21Une relation de voyage qui, comme le dit Adolphe Delessert, « ne peut intéresser que [s] es parents et [s]es amis »75, qui renonce à toute professionnalité, c’est en effet l’idéal d’une littérature de tous pour tous, littérature qui ne voudrait pas rivaliser avec l’exemple d’un Chateaubriand pour se cantonner au contraire dans la « sincérité ». « De pareils récits, écrit un auteur en 1874, n’exigent pas une grande aptitude littéraire ; il leur suffit d’avoir un certain cachet d’opportunité et de sincérité. »76 Même un Maxime Du Camp ne laisse pas, dans ses souvenirs de l’expédition des Deux-Siciles, de recourir à ce stratagème : « J’ai écrit ce que j’ai vu, rien de plus mais rien de moins, et je puis dire […] que si le livre a un mérite c’est celui de la sincérité. »77 La « plume inhabile », dont se vante le modeste abbé François Bonnelière78, caractérise la mode du souvenir personnel comme un moyen inattaquable pour démocratiser la littérature placée sous le signe triadique formulé par Nestor Considérant : « Voir, entendre et raconter. »79 Logiquement, Camille Allard construira, dans ses Souvenirs d’Orient de 1861, une véritable dichotomie entre la prétendue « littérature » et le discours des souvenirs de voyage accessible à tout le monde : « On a dit que pour bien décrire un pays, il fallait ne l’avoir pas vu. C’est une conséquence paradoxale mais logique, de la doctrine littéraire de l’art […] »80 Ce médecin, dont le récit de quarante-quatre pages représente le type même d’une littérature dilettante, laisse voir le fossé qui s’est ouvert entre la littérature proprement dite et la littérature dédaignée des voyages, fossé qui ne va qu’en s’élargissant après 1848 – pensons au mépris que Flaubert voue au type du voyage pittoresque – et qui explique probablement la faveur dont jouissent les souvenirs de voyage auprès des auteurs de troisième ordre et auprès du grand public tout au long du xixe siècle.

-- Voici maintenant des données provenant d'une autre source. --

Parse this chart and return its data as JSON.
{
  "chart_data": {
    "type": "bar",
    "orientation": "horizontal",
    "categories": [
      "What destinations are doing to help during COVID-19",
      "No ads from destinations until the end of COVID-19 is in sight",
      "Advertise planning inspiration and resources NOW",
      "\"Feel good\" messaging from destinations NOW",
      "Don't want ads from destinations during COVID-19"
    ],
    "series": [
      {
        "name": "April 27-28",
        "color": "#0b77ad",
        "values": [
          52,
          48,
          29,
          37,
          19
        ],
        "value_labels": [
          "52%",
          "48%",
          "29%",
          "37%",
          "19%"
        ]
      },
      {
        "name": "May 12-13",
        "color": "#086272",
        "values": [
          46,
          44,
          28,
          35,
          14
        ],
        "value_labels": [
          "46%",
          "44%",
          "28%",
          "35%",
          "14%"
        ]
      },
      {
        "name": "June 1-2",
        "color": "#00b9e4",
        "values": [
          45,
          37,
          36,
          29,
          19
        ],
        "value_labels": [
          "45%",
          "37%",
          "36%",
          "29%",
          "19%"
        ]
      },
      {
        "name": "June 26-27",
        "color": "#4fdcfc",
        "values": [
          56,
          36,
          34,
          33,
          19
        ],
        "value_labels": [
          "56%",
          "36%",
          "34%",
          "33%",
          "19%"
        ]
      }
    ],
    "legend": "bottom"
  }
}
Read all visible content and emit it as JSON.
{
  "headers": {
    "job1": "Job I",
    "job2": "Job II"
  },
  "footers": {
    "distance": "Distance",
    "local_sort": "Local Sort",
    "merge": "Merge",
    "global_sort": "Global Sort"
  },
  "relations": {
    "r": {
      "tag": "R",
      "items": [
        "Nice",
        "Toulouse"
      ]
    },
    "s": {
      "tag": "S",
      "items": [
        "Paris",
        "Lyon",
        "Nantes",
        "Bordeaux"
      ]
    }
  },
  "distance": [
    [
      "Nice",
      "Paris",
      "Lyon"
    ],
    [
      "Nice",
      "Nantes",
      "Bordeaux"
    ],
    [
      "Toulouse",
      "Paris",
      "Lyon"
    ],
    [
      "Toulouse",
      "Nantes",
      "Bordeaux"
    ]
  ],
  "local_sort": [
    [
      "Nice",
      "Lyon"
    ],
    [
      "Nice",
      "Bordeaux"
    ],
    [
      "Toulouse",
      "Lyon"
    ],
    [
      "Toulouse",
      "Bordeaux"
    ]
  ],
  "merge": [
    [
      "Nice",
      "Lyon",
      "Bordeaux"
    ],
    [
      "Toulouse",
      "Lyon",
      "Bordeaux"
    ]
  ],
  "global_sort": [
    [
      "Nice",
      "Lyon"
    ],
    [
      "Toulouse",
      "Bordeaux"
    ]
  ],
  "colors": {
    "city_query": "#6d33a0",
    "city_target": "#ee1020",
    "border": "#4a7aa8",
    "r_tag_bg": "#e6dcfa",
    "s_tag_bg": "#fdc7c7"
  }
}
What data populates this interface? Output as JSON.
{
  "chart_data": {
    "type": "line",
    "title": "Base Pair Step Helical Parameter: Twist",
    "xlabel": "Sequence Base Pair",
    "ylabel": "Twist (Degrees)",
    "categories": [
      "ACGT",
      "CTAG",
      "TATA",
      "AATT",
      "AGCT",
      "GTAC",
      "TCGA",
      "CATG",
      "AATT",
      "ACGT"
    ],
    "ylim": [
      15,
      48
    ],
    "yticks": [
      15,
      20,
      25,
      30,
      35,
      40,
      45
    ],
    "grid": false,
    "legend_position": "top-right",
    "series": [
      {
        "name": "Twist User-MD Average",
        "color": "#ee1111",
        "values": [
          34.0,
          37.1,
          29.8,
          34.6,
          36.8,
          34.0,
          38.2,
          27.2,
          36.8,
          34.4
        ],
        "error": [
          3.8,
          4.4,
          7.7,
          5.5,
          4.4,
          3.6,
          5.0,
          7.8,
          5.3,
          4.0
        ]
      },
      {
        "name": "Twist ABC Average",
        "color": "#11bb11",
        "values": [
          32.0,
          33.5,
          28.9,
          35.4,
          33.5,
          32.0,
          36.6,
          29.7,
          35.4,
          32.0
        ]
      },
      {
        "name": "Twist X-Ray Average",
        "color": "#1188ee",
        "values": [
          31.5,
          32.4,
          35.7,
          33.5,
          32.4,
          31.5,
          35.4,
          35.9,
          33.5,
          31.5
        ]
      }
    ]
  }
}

22La plupart des passages cités sont plutôt banals – peut-être pour la simple raison que le discours du « souvenir de voyage » tend vers une esthétique banalisée. Mais c’est justement la fréquence même de telles formules plus ou moins stéréotypées qui en dit long sur la mentalité d’une époque ainsi que sur la fonction à la fois littéraire, esthétique et sociale de la littérature de voyage placée sous le signe du souvenir. À vrai dire, la promotion du souvenir semble conférer à cette littérature un statut moins littéraire que socio psychologique, en ce qu’elle permet aux lecteurs de s’identifier facilement aux auteurs des souvenirs de voyage. Nous avons vu que tous les aspects nommés dans ce contexte ne se bornent nullement à la seule littérature des voyages. Il est évident que la mode des « souvenirs de voyage » est tributaire de l’évolution générale de l’esthétique romantique, tout en en exagérant certaines tendances fondamentales et tout en prolongeant cette esthétique bien au-delà de la rupture de 1848. Préparé de longue date, le mouvement n’a pu être victorieux qu’en harmonie avec le courant général de la pensée romantique pour dépasser par la suite le romantisme proprement dit. Les « souvenirs de voyage » représentent la pointe avancée du type de voyage romantique. Mais, en tant que base de la subjectivité du siècle bourgeois et littérature accessible à tous, ce type de voyage refusera de suivre la révolution esthétisante de la seconde moitié du siècle pour rester fidèle à un idéal d’écriture qui consiste à revaloriser l’effet « littéraire » du souvenir personnel.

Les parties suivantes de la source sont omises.